Laien können auch allein beten. Dass viele ihre Wohnung als Hauskirche neu entdecken, freut mich sehr. Nun geht es darum, dass wir durch vertrauensvolle Gespräche – womöglich im ökumenischen Schulterschluss – Wege bahnen, die in Räume münden, wo wieder öffentliche Gottesdienste unter bestimmten Bedingungen gefeiert werden können.
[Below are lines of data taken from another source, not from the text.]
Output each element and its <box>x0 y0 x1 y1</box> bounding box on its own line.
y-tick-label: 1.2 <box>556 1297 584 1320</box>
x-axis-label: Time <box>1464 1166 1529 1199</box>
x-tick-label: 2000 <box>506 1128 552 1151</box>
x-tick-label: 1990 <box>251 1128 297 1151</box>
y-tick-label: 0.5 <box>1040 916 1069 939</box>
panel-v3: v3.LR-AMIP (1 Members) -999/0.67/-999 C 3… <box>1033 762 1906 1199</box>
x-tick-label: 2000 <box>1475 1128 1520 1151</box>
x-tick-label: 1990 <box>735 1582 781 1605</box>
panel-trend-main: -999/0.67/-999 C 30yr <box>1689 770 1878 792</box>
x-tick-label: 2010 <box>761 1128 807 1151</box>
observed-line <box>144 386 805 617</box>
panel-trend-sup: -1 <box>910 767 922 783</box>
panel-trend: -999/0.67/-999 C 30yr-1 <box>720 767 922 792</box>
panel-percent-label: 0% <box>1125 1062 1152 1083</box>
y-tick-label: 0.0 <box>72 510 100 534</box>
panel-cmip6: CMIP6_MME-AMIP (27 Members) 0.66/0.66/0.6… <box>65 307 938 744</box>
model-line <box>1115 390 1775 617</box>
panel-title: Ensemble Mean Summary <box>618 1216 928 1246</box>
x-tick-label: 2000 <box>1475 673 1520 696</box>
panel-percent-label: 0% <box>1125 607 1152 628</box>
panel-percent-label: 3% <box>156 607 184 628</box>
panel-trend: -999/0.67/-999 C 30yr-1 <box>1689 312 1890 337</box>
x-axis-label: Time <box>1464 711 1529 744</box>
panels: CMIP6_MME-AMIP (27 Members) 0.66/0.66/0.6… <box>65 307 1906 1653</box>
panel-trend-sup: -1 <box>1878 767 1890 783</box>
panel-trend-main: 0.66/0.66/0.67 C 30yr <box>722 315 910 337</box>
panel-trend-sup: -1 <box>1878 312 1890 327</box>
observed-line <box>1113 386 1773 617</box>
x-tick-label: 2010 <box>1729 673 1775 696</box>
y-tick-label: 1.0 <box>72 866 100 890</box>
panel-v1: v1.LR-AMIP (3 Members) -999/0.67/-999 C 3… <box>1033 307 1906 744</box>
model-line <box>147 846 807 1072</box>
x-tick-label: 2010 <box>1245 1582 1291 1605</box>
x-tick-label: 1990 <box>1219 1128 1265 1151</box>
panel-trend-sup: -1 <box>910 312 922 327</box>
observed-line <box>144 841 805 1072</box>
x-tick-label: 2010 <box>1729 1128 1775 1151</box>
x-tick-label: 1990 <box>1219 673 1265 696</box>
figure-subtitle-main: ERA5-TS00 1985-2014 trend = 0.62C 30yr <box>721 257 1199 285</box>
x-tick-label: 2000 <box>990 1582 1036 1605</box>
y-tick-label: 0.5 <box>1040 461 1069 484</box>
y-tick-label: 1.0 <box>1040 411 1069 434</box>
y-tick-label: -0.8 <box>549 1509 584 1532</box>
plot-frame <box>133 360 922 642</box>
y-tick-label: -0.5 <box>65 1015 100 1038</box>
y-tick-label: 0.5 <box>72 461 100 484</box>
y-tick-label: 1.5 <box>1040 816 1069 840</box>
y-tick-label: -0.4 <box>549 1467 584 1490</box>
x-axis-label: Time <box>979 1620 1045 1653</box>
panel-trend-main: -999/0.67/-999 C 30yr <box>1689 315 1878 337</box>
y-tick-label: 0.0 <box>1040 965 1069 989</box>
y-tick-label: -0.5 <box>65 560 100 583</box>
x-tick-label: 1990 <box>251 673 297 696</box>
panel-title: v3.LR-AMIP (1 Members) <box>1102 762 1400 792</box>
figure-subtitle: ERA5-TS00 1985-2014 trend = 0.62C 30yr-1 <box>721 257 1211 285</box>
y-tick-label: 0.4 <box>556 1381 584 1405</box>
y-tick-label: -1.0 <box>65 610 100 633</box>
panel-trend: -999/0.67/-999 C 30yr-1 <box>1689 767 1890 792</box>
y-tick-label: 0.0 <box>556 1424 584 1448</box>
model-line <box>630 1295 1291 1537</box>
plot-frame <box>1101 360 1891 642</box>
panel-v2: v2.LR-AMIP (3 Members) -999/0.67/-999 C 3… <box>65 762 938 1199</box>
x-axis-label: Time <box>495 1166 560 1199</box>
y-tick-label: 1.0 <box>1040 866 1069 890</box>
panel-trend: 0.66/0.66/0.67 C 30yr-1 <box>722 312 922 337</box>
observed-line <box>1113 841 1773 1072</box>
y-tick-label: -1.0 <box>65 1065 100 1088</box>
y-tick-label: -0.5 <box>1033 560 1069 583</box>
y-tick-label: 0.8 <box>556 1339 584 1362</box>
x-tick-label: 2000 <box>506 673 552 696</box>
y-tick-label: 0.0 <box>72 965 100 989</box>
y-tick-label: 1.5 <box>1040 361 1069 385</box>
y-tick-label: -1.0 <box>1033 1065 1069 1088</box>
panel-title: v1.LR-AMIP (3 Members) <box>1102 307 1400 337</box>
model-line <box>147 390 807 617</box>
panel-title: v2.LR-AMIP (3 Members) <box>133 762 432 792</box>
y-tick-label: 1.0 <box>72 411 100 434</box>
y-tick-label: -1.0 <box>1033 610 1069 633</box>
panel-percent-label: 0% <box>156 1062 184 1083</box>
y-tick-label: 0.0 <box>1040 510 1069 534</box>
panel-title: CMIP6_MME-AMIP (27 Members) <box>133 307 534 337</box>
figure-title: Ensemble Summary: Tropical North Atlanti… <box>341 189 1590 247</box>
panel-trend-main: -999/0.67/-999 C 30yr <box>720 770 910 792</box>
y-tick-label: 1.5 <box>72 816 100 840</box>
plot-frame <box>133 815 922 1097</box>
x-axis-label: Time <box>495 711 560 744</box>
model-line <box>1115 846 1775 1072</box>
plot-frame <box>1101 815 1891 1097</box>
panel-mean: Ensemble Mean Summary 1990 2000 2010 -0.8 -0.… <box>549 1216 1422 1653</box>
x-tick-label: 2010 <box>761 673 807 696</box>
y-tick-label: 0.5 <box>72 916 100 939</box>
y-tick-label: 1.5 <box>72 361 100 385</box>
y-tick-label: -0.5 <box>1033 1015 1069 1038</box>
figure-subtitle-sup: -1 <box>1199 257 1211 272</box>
Dass hierfür auch von uns Kirchen die Kriterien zum Schutz von Leib und Leben, das heißt die Gesundheit, eingehalten werden müssen, ist selbstverständlich. Eine behutsame Öffnung gelingt nur in kleinen Schritten. Ich möchte nicht, dass ein Gottesdienst im Bistum Augsburg als „Corona-Schleuder“ negative Schlagzeilen macht. Das schadet uns und der ganzen Kirche.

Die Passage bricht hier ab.